Gliding flight is heavier-than-air flight without the use of thrust and is employed by gliding animals. Birds in particular use gliding flight to m...
A territory is a sociographical area that which an animal consistently defends against the conspecific competition (or, occasionally, against anima...
Among animals, viviparity is the development of the embryo inside the body of the parent. The term 'viviparity' and its adjective form 'viviparous'...
Polygyny is a mating system in which one male lives and mates with multiple females but each female only mates with a single male.
Generally solitary animals are those animals that spend their time separately but will gather at foraging areas or sleep in the same location or sh...
NoNot a migrant
Animals that do not make seasonal movements and stay in their native home ranges all year round are called not migrants or residents.
Greater gliders are small gliding marsupials. Females in this species are generally larger than males. The bodies of these gliders are covered with a soft shaggy coat of fur that increases their apparent size. Fur color varies within a single population and ranges from white to brown and charcoal. Their tail is long and bushy. Each side of the body bears membranes that stretch between the elbow and the ankle. That gives the animal the ability to perform controlled glides. The feet of these animals have strongly recurved claws which allow them to grip onto bark or other surfaces. They have five toes on each foot, the first toe is on the hind foot, and the first two toes on the forefoot are opposable.
Greater gliders are found in Australia. They occur in southern Queensland, eastern Australia, southeastern New South Wales, and the montane forests of the Victorian central highlands. They prefer specific species of eucalypt but also inhabit manna gum and mountain gum trees. Greater gliders occur in high basal areas of over-story. They need large patch sizes of old-growth forests.

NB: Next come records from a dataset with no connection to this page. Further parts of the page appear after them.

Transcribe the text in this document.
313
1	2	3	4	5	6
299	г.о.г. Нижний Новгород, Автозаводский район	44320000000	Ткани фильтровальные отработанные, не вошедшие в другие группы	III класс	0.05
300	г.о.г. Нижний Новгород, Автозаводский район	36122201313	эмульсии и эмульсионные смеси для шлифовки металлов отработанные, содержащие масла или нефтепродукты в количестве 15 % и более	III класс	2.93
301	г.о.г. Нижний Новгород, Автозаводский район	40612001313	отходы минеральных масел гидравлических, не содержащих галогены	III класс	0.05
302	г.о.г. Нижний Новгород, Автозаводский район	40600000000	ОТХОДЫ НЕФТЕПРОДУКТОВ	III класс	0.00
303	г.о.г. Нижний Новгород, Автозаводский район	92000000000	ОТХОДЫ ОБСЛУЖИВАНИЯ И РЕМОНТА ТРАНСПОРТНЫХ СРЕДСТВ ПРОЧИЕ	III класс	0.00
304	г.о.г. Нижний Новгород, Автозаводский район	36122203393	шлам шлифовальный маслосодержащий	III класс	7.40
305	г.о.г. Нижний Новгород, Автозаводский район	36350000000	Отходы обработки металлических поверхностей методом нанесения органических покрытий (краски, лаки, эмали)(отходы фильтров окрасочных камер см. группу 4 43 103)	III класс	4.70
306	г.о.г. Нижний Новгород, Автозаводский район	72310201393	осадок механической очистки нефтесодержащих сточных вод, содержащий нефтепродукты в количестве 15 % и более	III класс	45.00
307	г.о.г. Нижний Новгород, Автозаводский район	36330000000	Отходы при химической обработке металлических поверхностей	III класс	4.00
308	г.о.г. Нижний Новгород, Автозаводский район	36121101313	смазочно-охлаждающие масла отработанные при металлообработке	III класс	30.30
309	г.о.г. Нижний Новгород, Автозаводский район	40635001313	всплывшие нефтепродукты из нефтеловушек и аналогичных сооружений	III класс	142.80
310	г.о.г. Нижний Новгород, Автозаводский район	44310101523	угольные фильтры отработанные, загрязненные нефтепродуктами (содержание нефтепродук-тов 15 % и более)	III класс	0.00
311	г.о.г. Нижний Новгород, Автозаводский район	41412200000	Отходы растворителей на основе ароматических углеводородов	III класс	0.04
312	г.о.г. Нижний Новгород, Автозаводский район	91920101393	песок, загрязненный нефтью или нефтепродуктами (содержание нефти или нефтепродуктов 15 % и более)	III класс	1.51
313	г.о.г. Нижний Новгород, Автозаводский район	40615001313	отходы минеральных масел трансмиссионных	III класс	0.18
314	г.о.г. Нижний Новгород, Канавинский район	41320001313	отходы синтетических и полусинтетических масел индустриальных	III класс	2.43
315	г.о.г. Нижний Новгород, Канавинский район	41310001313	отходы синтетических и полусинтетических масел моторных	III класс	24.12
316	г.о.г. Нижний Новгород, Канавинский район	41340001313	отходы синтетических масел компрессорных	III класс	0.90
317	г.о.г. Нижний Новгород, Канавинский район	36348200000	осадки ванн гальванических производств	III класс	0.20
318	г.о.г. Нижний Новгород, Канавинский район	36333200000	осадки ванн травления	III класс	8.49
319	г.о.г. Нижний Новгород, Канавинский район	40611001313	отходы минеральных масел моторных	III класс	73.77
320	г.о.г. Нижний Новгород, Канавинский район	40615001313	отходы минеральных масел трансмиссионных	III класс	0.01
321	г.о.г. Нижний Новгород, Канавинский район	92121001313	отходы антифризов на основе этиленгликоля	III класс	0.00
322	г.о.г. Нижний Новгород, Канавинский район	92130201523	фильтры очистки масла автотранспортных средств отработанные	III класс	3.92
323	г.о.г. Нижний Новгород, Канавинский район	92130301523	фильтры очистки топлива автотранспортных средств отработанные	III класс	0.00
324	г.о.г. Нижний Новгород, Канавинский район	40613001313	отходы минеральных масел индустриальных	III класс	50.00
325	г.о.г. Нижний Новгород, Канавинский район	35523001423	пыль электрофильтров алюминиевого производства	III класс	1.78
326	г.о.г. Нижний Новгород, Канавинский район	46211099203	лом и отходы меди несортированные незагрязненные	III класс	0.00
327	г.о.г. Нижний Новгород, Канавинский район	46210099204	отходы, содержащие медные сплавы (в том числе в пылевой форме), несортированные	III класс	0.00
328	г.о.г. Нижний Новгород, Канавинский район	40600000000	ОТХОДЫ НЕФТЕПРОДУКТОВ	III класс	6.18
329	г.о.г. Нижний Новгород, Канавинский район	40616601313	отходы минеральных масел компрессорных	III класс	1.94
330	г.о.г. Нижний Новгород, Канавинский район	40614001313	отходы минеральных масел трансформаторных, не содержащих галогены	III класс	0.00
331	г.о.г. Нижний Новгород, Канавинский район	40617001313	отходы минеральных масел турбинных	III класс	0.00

They are commonly found in places that contain many trees with hollows.
Greater gliders are primarily nocturnal. They spend the night foraging in the highest parts of the forest canopy. During the day, they spend most of their time denning in hollowed trees. Each animal inhabits up to twenty different dens within its home range. The dens are often lined with leaves and strips of bark. Within forests, males and females will have home territories and set borders between other members. Although home ranges may overlap, the animals remain generally solitary outside of the breeding season and only rarely interact. These animals regularly glide between high trees and are able to use their tails to assist in steering. They avoid traveling along the ground whenever possible and are slow and clumsy if forced to do so. Greater gliders do not make any loud sounds. They are thought to communicate through scent marking. Their cloacal glands give them a generally musty smell.
Greater gliders are herbivores (folivores). They feed primarily on eucalyptus leaves and rarely need to drink.
Greater gliders exhibit a polygynous mating system, however, some males are monogamous. They don't help in raising young. The breeding season is relatively brief. It lasts from February to May. Births occur between April and June. Only a single young is born each year. The underdeveloped baby will then spend the next 4 months within the pouch of the mother to suckle and develop, and will remain in the pouch until 9 months of age. After leaving the pouch, the mother may carry it about on her back until it is weaned at about 7 months of age. Greater gliders become reproductively mature between 18 months and 2 years after birth.
The main threats to Greater gliders are land clearing for agriculture, logging, bushfires fragmentation of their old-growth habitat. It is difficult for them to migrate through unfavorable habitats because they eat only the leaves of specific eucalyptus trees and they are also very clumsy on the ground. It's extremely difficult for them to cross open tree-less areas.
According to the IUCN Red List, the total population size of Greater gliders is 50,000-500,000 mature individuals. This species’ numbers are decreasing and it is currently classified as Vulnerable (VU) on the IUCN Red List.